Ask CPAG Online - ESA Problem Areas

What is Employment and Support Allowance?

Employment and support allowance (ESA) was introduced in October 2008. It is a benefit for people who are assessed as having ‘limited capability for work’ i.e. it is not reasonable to require them to work because of a physical or mental condition. There are two types of ESA:

  • contributory ESA (CESA), which is a national insurance (non-means-tested) benefit;
  • income-related ESA (IRESA) which is means-tested, that is dependent on income and savings.

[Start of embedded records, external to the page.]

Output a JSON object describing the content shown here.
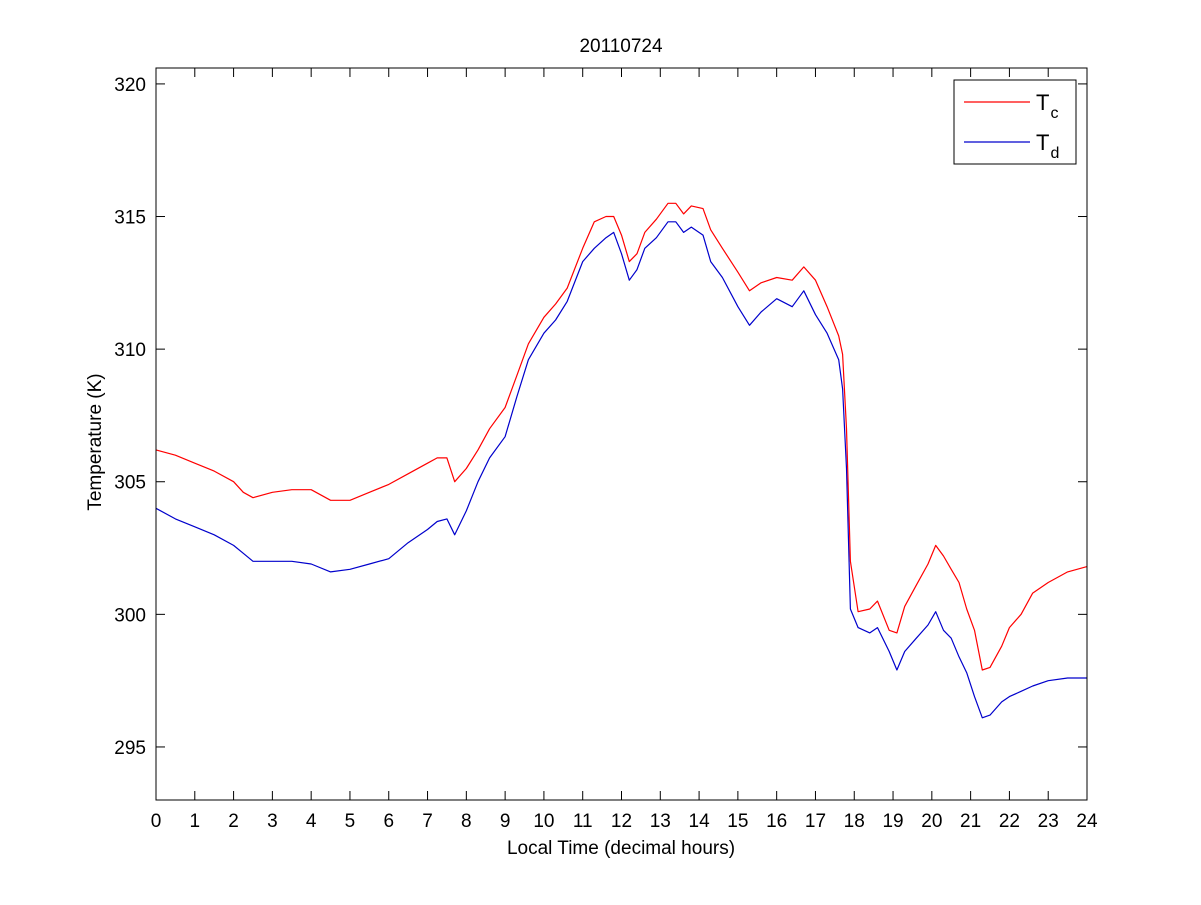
{
  "chart_data": {
    "type": "line",
    "title": "20110724",
    "xlabel": "Local Time (decimal hours)",
    "ylabel": "Temperature (K)",
    "xlim": [
      0,
      24
    ],
    "ylim": [
      293,
      320.6
    ],
    "xticks": [
      0,
      1,
      2,
      3,
      4,
      5,
      6,
      7,
      8,
      9,
      10,
      11,
      12,
      13,
      14,
      15,
      16,
      17,
      18,
      19,
      20,
      21,
      22,
      23,
      24
    ],
    "xtick_labels": [
      "0",
      "1",
      "2",
      "3",
      "4",
      "5",
      "6",
      "7",
      "8",
      "9",
      "10",
      "11",
      "12",
      "13",
      "14",
      "15",
      "16",
      "17",
      "18",
      "19",
      "20",
      "21",
      "22",
      "23",
      "24"
    ],
    "yticks": [
      295,
      300,
      305,
      310,
      315,
      320
    ],
    "ytick_labels": [
      "295",
      "300",
      "305",
      "310",
      "315",
      "320"
    ],
    "grid": false,
    "legend_position": "top-right",
    "series": [
      {
        "name": "T",
        "subscript": "c",
        "color": "#ff0000",
        "x": [
          0,
          0.5,
          1,
          1.5,
          2,
          2.25,
          2.5,
          3,
          3.5,
          4,
          4.5,
          5,
          5.5,
          6,
          6.5,
          7,
          7.25,
          7.5,
          7.7,
          8,
          8.3,
          8.6,
          9,
          9.3,
          9.6,
          10,
          10.3,
          10.6,
          11,
          11.3,
          11.6,
          11.8,
          12,
          12.2,
          12.4,
          12.6,
          12.9,
          13.2,
          13.4,
          13.6,
          13.8,
          14.1,
          14.3,
          14.6,
          15,
          15.3,
          15.6,
          16,
          16.4,
          16.7,
          17,
          17.3,
          17.6,
          17.7,
          17.8,
          17.9,
          18.1,
          18.4,
          18.6,
          18.9,
          19.1,
          19.3,
          19.6,
          19.9,
          20.1,
          20.3,
          20.5,
          20.7,
          20.9,
          21.1,
          21.3,
          21.5,
          21.8,
          22,
          22.3,
          22.6,
          23,
          23.5,
          24
        ],
        "y": [
          306.2,
          306.0,
          305.7,
          305.4,
          305.0,
          304.6,
          304.4,
          304.6,
          304.7,
          304.7,
          304.3,
          304.3,
          304.6,
          304.9,
          305.3,
          305.7,
          305.9,
          305.9,
          305.0,
          305.5,
          306.2,
          307.0,
          307.8,
          309.0,
          310.2,
          311.2,
          311.7,
          312.3,
          313.8,
          314.8,
          315.0,
          315.0,
          314.3,
          313.3,
          313.6,
          314.4,
          314.9,
          315.5,
          315.5,
          315.1,
          315.4,
          315.3,
          314.5,
          313.8,
          312.9,
          312.2,
          312.5,
          312.7,
          312.6,
          313.1,
          312.6,
          311.6,
          310.5,
          309.8,
          307.0,
          302.0,
          300.1,
          300.2,
          300.5,
          299.4,
          299.3,
          300.3,
          301.1,
          301.9,
          302.6,
          302.2,
          301.7,
          301.2,
          300.2,
          299.4,
          297.9,
          298.0,
          298.8,
          299.5,
          300.0,
          300.8,
          301.2,
          301.6,
          301.8
        ]
      },
      {
        "name": "T",
        "subscript": "d",
        "color": "#0000cc",
        "x": [
          0,
          0.5,
          1,
          1.5,
          2,
          2.25,
          2.5,
          3,
          3.5,
          4,
          4.5,
          5,
          5.5,
          6,
          6.5,
          7,
          7.25,
          7.5,
          7.7,
          8,
          8.3,
          8.6,
          9,
          9.3,
          9.6,
          10,
          10.3,
          10.6,
          11,
          11.3,
          11.6,
          11.8,
          12,
          12.2,
          12.4,
          12.6,
          12.9,
          13.2,
          13.4,
          13.6,
          13.8,
          14.1,
          14.3,
          14.6,
          15,
          15.3,
          15.6,
          16,
          16.4,
          16.7,
          17,
          17.3,
          17.6,
          17.7,
          17.8,
          17.9,
          18.1,
          18.4,
          18.6,
          18.9,
          19.1,
          19.3,
          19.6,
          19.9,
          20.1,
          20.3,
          20.5,
          20.7,
          20.9,
          21.1,
          21.3,
          21.5,
          21.8,
          22,
          22.3,
          22.6,
          23,
          23.5,
          24
        ],
        "y": [
          304.0,
          303.6,
          303.3,
          303.0,
          302.6,
          302.3,
          302.0,
          302.0,
          302.0,
          301.9,
          301.6,
          301.7,
          301.9,
          302.1,
          302.7,
          303.2,
          303.5,
          303.6,
          303.0,
          303.9,
          305.0,
          305.9,
          306.7,
          308.2,
          309.6,
          310.6,
          311.1,
          311.8,
          313.3,
          313.8,
          314.2,
          314.4,
          313.6,
          312.6,
          313.0,
          313.8,
          314.2,
          314.8,
          314.8,
          314.4,
          314.6,
          314.3,
          313.3,
          312.7,
          311.6,
          310.9,
          311.4,
          311.9,
          311.6,
          312.2,
          311.3,
          310.6,
          309.6,
          308.5,
          305.5,
          300.2,
          299.5,
          299.3,
          299.5,
          298.6,
          297.9,
          298.6,
          299.1,
          299.6,
          300.1,
          299.4,
          299.1,
          298.4,
          297.8,
          296.9,
          296.1,
          296.2,
          296.7,
          296.9,
          297.1,
          297.3,
          297.5,
          297.6,
          297.6
        ]
      }
    ]
  }
}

There is a single claim process for both elements and you can qualify for either or both of them.

Why was ESA introduced?

ESA was introduced to replace incapacity benefit (and severe disablement allowance) and income support for people who were incapable of work. It was designed to encourage more sick and disabled people to take up work rather than rely on benefits for incapacity. Claimants of the previous benefits have been transferred onto ESA in a phased programme. 

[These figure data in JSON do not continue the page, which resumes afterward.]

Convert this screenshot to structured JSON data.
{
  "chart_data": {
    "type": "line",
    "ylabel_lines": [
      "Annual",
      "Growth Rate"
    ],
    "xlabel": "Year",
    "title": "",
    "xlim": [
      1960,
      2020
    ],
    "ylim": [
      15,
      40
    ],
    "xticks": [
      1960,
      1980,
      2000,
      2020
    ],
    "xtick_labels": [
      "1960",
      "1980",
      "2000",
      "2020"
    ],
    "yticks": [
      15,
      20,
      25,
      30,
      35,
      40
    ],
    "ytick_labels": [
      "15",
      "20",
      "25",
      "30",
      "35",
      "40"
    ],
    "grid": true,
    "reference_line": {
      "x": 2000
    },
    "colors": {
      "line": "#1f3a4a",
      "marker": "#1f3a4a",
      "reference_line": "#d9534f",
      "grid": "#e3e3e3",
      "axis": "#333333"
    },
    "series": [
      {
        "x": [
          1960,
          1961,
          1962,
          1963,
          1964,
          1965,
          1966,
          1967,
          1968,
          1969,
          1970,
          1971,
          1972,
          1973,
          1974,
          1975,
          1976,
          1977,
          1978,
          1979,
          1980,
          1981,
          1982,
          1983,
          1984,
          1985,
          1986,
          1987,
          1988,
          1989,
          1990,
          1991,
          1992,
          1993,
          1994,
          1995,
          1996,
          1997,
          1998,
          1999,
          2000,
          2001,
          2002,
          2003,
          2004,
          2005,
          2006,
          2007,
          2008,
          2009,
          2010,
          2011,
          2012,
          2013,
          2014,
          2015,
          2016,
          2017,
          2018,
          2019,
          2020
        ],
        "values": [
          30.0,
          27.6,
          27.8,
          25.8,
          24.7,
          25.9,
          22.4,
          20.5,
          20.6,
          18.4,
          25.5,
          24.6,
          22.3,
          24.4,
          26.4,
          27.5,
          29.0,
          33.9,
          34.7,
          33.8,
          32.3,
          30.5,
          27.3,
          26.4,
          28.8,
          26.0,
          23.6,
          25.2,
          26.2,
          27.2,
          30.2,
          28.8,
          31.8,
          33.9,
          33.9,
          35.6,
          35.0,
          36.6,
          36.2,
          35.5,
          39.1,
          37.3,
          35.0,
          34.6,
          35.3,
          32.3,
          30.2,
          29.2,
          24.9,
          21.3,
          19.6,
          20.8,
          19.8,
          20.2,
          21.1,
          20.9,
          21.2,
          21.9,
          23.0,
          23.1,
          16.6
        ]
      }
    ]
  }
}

What is happening to ESA in the future?

IRESA is being replaced by universal credit (UC) in a phased programme. UC consolidates means-tested support for people under pension credit age into one benefit, and includes extra payments for people assessed as having ‘limited capability for work-related activity’. New claims for IRESA can no longer be made in UC 'full service areas'. CESA continues to exist outside UC.The delays in UC implementation mean that IRESA is unlikely to be finally abolished for several years. See Chapter 2 of the CPAG Handbook for more details about the introduction of UC.

What problems commonly arise?

The administration and complex rules relating to ESA have caused problems for claimants from the outset, and continue to do so.